He tuned out Tovey and the senior chief talking, tuned out the roar of the incoming chopper, focusing everything on Rogers as he worked to stabilize him. Get the artery clamped. Get the clotting powder out. Move on to the second wound. He’d been through this enough to be on auto-pilot, keeping his breathing calm and even, murmuring soothing nonsense to Rogers, who was drifting in and out of alertness.
Tovey and the senior chief made way for two of the helicopter crew to bring in a stretcher. “We going to need a field transfusion?” The female crew member asked him as they transferred Rogers to a stretcher. “I’m type O negative too.”
“Excellent.” That was good news because Rogers was fading fast, despite Mark’s efforts. The blood loss was heavy. “Stand by for that.”

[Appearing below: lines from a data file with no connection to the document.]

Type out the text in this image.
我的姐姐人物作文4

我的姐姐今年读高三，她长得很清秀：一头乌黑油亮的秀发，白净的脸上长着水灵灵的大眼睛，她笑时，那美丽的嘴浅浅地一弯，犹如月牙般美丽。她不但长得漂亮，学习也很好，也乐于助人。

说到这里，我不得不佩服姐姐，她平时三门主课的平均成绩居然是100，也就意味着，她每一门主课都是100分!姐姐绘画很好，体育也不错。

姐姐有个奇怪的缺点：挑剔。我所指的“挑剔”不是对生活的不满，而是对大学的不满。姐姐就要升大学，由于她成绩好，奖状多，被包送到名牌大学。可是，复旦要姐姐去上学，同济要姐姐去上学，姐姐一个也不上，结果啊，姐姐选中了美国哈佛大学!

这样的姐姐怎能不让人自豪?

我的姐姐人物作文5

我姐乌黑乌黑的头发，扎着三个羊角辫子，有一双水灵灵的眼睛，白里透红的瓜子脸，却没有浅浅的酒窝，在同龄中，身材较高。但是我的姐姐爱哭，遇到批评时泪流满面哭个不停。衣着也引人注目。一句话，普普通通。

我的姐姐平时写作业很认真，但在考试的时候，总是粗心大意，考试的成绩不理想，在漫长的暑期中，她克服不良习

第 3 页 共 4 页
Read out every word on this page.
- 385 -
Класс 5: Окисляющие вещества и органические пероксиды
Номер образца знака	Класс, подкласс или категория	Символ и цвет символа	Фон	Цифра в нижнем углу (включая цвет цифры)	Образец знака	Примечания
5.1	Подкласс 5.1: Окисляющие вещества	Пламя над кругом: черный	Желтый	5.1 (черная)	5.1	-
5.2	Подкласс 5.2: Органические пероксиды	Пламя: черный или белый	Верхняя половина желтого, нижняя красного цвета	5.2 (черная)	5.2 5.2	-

They got the team and Rogers in the chopper, him continuing to monitor Rogers’s vitals, prepping him for an IV line for the field transfusion. Person-to-person transfusions were tricky as fuck, but it was the only thing that was going to keep Rogers alive till they could get him to base.
Luckily, the crew member—Higgins—had good veins on her, and with the senior chief’s help they got her and Rogers rigged up while the bird sped toward base, crossing back from enemy airspace to the base they’d been stationed at the past few months, every second counting now.
“They’ve got an ambulance set to meet us, and an OR waiting,” Tovey yelled above the roar of the chopper.
Good. Good. That was all good, but it was going to matter fuck all if Mark couldn’t manage the bleeding and the transfusion in time. He was doing what he could to the wounds, but this was going to take a skilled surgeon for a full repair.
But Tovey had promised Rogers that Mark wasn’t going to let him lose his leg, and hell if Mark was going to fail him. The helicopter touched down, and he raced with the stretchers toward the ambulance the second they were clear to exit.
Hurry. Hurry. Hurry. His heart pounded throughout the ambulance ride to the base hospital. Rogers was going to need airlifting to Germany before the night was through, but first they had to finish saving his life.
“We’ve got him,” the surgeon said, meeting the ambulance. “Fast thinking on the field transfusion. Good work on wound management as usual, Wizard.”
As usual. Just another day’s work for him, and it wasn’t until the OR doors banged shut that he let himself fully breathe. He wandered back to the treatment area where Higgins had been taken.
“Think he’ll make it?” Higgins asked from her stretcher while a different set of personnel tended to her. Field transfusions were risky, and she’d need some fluids and juice to help recover.
“Yup,” the nearest nurse answered for him. “Wizard’s the best we’ve got.”
“Thanks.” Wizard shrugged off the praise. Only thing that mattered was that Rogers made it. He was starved from a week and a half of nothing more than MRE rations while they were deep into enemy territory on a top-secret mission with only limited contact with the base personnel here. He needed food and a shower and his bunk, but he wasn’t going anywhere until he had word of Rogers’s prognosis.
“You are pretty miraculous.” Higgins’s eyes twinkled. She’d been on the helicopter crew for a couple of his missions now, and they’d bantered some. She was nice, with a deep west Texas twang and short blond hair. “You want to grab something stronger than juice when we’re done here? After you wash the stink off, of course.”
“You need rest,” Mark hedged. He could tell what she was getting at as she’d been dropping pretty heavy hints that they should spend some off-duty time together.
“So do you. But come on, at least let’s see what the chow hall has to offer after they let me go. You’re not going to do your buddy any favors, waiting around here all bloody.”
“Alright, alright. I’ll go shower. But I’m coming back to check on both of you. Then we’ll see about food.”
Food he could handle. A drink with Higgins? That was far more dicey, and he continued to waffle about how to get out of it while he showered the blood and grime off, and got into fresh clothes. He didn’t bother shaving—that would be tantamount to admitting he did want to start something, and he was too damn impatient to get back to check on Rogers.
He got the report that Rogers was due to be airlifted to Germany within the next few hours, holding steady after surgery. He was debating whether to go back, see if Rogers was awake, when Higgins came up to him in the waiting area, looking refreshed after her IV, color back in her pink cheeks.
“So about that food...” She grinned up at him.